Medical Facilities: Hospital and medical services are available in Rangoon. Elsewhere, medical care is limited. Doctors and hospitals often expect immediate cash payment for health services. U.S. medical insurance is not always valid outside the United States. Supplemental medical insurance with specific overseas coverage, including provision for medical evacuation, may prove useful. The international travelers hotline of the Centers for Disease Control and Prevention may be reached at (404) 332-4559 or via the CDC home page on the Internet: http://www.cdc.gov/ for additional health information.

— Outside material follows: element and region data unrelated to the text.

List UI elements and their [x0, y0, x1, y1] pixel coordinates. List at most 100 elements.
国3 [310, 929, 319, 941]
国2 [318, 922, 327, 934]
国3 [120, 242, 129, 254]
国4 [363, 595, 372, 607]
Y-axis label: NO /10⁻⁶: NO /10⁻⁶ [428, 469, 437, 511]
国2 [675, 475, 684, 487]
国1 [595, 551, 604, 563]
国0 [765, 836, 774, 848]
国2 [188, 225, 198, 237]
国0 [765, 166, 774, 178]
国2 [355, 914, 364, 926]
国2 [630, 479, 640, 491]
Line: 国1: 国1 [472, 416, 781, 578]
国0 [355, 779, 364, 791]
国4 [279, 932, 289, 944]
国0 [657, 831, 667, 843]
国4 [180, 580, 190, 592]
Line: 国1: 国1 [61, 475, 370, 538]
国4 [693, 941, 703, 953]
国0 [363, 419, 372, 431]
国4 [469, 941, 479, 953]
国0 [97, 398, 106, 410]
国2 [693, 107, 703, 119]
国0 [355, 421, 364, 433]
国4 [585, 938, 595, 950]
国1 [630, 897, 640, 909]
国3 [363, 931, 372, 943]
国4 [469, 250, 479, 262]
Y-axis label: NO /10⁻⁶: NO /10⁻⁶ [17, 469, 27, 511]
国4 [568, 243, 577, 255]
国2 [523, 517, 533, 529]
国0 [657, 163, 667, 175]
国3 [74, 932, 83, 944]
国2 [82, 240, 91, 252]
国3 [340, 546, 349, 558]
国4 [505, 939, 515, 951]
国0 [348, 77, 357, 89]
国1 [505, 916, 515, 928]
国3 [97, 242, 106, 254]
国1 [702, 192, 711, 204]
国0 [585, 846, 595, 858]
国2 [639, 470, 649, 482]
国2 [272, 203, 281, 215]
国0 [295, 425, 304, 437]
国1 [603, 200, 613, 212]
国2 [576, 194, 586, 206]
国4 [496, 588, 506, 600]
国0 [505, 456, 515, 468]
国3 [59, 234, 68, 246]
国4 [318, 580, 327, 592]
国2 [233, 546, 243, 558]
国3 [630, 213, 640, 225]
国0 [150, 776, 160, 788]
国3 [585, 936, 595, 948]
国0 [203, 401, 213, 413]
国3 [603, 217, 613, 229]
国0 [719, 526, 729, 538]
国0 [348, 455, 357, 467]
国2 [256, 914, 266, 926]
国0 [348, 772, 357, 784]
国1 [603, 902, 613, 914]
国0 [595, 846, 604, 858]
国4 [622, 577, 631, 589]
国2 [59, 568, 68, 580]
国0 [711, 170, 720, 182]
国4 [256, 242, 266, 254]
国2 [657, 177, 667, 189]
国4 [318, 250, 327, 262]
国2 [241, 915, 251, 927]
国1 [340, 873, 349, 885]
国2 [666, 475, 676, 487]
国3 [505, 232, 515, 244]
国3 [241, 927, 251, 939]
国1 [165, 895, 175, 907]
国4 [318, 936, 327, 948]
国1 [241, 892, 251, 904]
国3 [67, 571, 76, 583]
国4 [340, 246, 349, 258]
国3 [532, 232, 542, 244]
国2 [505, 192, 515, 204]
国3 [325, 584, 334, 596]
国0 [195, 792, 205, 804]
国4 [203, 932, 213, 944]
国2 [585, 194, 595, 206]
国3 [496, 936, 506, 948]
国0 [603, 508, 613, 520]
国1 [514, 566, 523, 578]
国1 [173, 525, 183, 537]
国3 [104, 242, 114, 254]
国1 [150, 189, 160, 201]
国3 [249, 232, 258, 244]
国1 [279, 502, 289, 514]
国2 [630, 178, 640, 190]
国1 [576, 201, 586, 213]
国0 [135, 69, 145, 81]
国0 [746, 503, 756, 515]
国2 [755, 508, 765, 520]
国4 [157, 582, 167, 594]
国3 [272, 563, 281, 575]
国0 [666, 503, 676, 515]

Travel Warnings, Advisories and Areas of Instability: Security in tourist areas is generally good. The level of violent crime and crime against property is low. There are occasional reports of pickpocketing. Lost or stolen passports should be reported to local police and the U.S. Embassy. Useful information on guarding valuables and protecting personal security while traveling abroad is provided in the Department of State pamphlet "A Safe Trip Abroad." It is available from the Superintendent of Documents, U.S. Government Printing Office, Washington, D.C. 20402.

Drug Penalties: While in a foreign country, a U.S. citizen is subject to that country's laws and regulations, which sometimes differ significantly from those in the United States and may not afford the protections available to the individual under U.S. law. Penalties for breaking the law can be more severe than in the United States for similar offenses. Persons violating the law, even unknowingly, may be expelled, arrested or imprisoned. Penalties for possession, use or trafficking in illegal drugs are strict and possible sentences include stiff jail terms and fines or the death penalty.

Currency: Foreign Exchange Certificates (FEC) are de facto exchangeable for Burmese Kyat at market rates. FEC are required by foreigners for the payment of plane and most train tickets and most hotels. Kyat are accepted for most other transactions. It is possible to purchase FEC with some credit cards at the Myanmar Foreign Trade Bank in Rangoon.

Although money changers may approach travelers to offer to change dollars into Kyat at the market rate, it is illegal to exchange foreign currency except at authorized locations such as the airport, banks and government stores.

Road Safety/Conditions: Within Rangoon the condition of main roads is generally good. Traffic in the capital is increasing rapidly but serious congestion is still rare. Slow moving vehicles, bicycles, and heavy pedestrian traffic create numerous hazards for drivers on Rangoon's streets. There are few good highways connecting Mynamar's major cities; most in-country travel must be accomplished by air. Travel between Mandalay and Rangoon is possible by ground but deteriorated roads and reckless driving make the trip potentially dangerous and not recommended for tourists. Trains are uncomfortable and not always punctual.

Other Information: Photographing persons in uniform or any military installation is discouraged by Burmese authorities. Customs regulations are restrictive and strictly enforced.